寂しい反面これが本来あるべき登校風景なのでは?と思っているのは私だけでしょうか?





シュヴァ様達3年生が学園を空けて4日目、今日は魔法実習でわがSクラスは他のクラスのサポートとして合同練習に参加する事になりました。

Sクラスは元々他のクラスとは学科も実技も段違いに優れている少数クラスで基本他のクラスと一緒になることはないのですが、他のクラスのレベルを上げるために得意魔法別に補助とアドバイスをすることになった。

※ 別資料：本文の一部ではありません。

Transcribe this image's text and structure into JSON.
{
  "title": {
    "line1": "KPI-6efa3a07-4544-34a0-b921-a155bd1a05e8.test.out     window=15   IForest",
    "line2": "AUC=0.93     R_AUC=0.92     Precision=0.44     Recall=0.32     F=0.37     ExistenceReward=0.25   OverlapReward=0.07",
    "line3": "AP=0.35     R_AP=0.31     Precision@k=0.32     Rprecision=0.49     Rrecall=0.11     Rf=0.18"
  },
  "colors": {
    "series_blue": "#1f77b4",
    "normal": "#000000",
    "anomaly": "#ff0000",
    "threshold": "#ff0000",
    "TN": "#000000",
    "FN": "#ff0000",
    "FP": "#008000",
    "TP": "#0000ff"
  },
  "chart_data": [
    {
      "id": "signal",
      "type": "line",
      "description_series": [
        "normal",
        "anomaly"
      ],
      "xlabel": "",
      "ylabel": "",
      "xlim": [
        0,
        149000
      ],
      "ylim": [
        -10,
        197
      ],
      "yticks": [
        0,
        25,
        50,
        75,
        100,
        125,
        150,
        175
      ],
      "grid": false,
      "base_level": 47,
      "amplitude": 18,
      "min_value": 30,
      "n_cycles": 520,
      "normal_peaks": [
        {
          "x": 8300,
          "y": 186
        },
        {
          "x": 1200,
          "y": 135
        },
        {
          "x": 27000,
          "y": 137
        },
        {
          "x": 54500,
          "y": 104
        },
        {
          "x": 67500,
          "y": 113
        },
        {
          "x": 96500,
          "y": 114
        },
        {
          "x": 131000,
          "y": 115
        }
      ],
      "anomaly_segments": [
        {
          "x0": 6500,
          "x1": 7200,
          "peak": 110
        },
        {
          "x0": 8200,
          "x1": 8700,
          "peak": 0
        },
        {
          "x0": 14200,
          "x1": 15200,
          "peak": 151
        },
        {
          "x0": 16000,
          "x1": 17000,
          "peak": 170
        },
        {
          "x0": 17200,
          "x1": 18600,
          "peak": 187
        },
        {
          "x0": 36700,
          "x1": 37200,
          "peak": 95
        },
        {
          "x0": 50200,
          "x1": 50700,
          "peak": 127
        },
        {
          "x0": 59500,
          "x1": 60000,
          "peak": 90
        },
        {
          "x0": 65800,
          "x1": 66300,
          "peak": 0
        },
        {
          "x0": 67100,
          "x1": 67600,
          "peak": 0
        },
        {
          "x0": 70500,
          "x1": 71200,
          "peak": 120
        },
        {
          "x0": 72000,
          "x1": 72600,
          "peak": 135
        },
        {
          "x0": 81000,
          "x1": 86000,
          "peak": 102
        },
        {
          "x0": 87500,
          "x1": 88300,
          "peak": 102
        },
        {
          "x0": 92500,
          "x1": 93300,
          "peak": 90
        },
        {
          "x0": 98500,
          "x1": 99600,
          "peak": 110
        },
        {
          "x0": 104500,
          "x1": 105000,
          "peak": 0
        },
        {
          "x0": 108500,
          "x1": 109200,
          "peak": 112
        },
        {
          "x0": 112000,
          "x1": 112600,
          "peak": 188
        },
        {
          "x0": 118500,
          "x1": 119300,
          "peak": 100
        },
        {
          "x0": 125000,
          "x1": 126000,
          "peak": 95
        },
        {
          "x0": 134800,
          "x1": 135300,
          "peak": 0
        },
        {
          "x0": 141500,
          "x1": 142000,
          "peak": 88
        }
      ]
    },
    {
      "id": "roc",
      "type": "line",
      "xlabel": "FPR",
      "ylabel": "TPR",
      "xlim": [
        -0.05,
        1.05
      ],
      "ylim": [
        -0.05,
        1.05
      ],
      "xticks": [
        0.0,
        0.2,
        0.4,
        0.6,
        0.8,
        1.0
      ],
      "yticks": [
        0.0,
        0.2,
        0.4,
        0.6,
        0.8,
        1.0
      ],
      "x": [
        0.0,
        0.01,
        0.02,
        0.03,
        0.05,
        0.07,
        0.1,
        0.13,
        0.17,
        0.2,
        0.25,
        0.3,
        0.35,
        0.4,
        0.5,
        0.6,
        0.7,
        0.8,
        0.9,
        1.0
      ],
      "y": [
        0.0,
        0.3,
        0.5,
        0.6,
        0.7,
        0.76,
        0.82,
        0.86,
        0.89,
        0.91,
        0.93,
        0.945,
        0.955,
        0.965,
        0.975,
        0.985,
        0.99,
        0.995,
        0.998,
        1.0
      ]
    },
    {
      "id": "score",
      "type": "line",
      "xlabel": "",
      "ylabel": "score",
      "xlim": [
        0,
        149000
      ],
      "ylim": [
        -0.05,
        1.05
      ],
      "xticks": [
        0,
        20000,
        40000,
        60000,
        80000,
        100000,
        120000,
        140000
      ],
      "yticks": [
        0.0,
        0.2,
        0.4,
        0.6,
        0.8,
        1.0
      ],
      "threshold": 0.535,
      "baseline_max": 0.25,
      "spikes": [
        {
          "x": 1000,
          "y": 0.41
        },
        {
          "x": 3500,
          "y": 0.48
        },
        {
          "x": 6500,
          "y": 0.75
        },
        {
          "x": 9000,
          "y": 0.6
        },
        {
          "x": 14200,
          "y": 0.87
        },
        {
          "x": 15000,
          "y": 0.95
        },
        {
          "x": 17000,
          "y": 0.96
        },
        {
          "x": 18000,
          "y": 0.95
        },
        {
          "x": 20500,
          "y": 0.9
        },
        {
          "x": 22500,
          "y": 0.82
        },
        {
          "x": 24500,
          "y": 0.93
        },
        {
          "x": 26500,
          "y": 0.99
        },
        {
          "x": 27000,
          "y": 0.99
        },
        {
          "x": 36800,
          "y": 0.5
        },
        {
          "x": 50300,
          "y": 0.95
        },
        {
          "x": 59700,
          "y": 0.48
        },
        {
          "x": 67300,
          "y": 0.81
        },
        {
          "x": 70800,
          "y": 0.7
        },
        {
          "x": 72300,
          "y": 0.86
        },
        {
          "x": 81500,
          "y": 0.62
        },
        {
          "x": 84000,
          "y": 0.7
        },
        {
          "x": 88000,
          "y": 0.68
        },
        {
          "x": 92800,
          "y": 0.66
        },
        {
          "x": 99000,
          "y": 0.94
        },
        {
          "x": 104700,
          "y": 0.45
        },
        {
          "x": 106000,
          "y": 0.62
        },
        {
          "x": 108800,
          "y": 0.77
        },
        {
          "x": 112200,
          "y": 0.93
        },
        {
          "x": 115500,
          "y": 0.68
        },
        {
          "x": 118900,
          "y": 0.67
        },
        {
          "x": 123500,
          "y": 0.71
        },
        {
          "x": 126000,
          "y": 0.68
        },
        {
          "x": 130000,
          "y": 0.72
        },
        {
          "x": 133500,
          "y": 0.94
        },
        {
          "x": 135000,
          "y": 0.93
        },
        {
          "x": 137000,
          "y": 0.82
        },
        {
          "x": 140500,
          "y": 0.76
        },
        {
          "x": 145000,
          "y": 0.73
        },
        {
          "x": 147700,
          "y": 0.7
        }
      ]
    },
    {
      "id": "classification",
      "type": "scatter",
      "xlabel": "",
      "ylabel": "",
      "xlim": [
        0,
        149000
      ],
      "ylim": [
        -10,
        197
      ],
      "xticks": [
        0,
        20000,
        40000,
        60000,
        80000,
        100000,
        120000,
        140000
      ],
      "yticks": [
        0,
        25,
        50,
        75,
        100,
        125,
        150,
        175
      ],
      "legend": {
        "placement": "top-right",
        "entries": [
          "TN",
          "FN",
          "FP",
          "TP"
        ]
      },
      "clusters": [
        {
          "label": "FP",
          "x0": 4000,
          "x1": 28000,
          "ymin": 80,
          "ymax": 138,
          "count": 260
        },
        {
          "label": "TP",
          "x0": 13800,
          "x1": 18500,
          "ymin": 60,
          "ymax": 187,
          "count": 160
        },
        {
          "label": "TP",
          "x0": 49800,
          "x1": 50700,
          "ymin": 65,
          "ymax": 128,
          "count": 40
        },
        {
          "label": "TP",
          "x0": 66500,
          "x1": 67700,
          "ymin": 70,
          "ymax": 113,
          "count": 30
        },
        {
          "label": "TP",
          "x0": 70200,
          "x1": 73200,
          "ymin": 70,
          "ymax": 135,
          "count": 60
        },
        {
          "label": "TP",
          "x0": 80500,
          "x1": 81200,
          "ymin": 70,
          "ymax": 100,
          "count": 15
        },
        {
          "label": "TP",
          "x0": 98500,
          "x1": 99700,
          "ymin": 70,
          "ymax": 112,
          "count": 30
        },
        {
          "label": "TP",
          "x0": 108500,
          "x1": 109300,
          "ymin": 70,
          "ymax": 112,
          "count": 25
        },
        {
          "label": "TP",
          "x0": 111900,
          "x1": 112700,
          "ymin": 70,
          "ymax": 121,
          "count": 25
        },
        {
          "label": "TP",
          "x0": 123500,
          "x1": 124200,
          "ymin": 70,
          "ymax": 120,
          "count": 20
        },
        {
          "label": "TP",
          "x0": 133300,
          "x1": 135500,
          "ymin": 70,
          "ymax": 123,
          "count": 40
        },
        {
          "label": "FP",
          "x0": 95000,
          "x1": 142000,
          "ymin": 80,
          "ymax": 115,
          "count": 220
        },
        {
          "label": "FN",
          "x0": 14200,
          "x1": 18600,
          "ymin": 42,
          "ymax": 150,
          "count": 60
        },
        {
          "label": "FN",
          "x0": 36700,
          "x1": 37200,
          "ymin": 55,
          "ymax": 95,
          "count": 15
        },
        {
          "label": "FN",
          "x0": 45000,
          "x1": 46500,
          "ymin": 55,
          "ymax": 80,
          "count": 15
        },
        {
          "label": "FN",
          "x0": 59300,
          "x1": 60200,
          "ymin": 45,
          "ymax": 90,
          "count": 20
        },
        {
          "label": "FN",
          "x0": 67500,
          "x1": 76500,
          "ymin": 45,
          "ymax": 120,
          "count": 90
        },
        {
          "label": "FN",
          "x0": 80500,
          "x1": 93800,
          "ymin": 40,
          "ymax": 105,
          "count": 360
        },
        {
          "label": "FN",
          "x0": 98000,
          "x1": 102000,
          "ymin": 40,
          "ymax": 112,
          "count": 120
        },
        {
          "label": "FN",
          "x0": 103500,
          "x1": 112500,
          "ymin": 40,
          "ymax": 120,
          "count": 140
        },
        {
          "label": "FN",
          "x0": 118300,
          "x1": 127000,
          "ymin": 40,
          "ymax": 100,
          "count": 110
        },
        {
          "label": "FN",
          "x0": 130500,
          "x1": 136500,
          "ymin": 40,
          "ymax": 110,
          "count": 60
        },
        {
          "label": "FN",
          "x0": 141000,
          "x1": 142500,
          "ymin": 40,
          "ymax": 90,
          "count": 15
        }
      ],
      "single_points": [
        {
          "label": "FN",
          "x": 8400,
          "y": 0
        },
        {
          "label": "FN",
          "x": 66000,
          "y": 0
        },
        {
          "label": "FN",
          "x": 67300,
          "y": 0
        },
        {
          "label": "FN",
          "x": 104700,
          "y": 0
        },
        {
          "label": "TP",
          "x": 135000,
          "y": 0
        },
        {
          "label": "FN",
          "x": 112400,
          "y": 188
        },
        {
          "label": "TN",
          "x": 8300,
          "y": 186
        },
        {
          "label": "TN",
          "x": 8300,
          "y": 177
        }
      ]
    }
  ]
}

今回は攻撃魔法組、防御魔法組、治癒魔法組に分かれている。

治癒魔法を使えるものはごく少数のため国としては治癒魔法師を増やしたいらしい。
私のように光魔法が使えれば命さえあれば大概の怪我や病気は治せてしまうのだが、これを表立って使うわけにはいかないんです。

治癒魔法は水魔法を応用して治療したり治療薬を作って病気や怪我を治すのが基本となります。

私の場合普段は水魔法と無属性魔法を合わせて治療薬を作ったり怪我の治療をしているから……、サポートとかアドバイス役にはどう考えても向いてない。

はて、どうしましょう。

こんな時は…大変頼りになるリリアとマリアに丸投げ……相談するのがいち番です。

「ねぇ、リリア、私にはアドバイスって無理のような気がするんだけど…どうしたらいい?」

「あー、そういえばそうねぇ、ルーナの治癒方法って独特だから説明難しいわよね~水魔法で血の流れから病気を見つける方法なら、ルーナも得意だしいいんじゃない!ルーナの治療方法はそもそもルーナしかできないだろうし、
一般的な治療方法は私たちリリア&マリアでサポートするから」

「そうね!それなら私にもできるわ!」


俄然やる気を出した私はリリアとマリアと一緒に少ないながらも治癒魔法希望者と順調にサポートとアドバイスをしていた。

参加者のほとんどが基本をマスターしたところで…、

“ドーン“と物凄い爆発音と土煙が上がりこちらに向かって火球が飛んできた。

私は咄嗟に結界を張り飛んできた火球を無効化させて消した。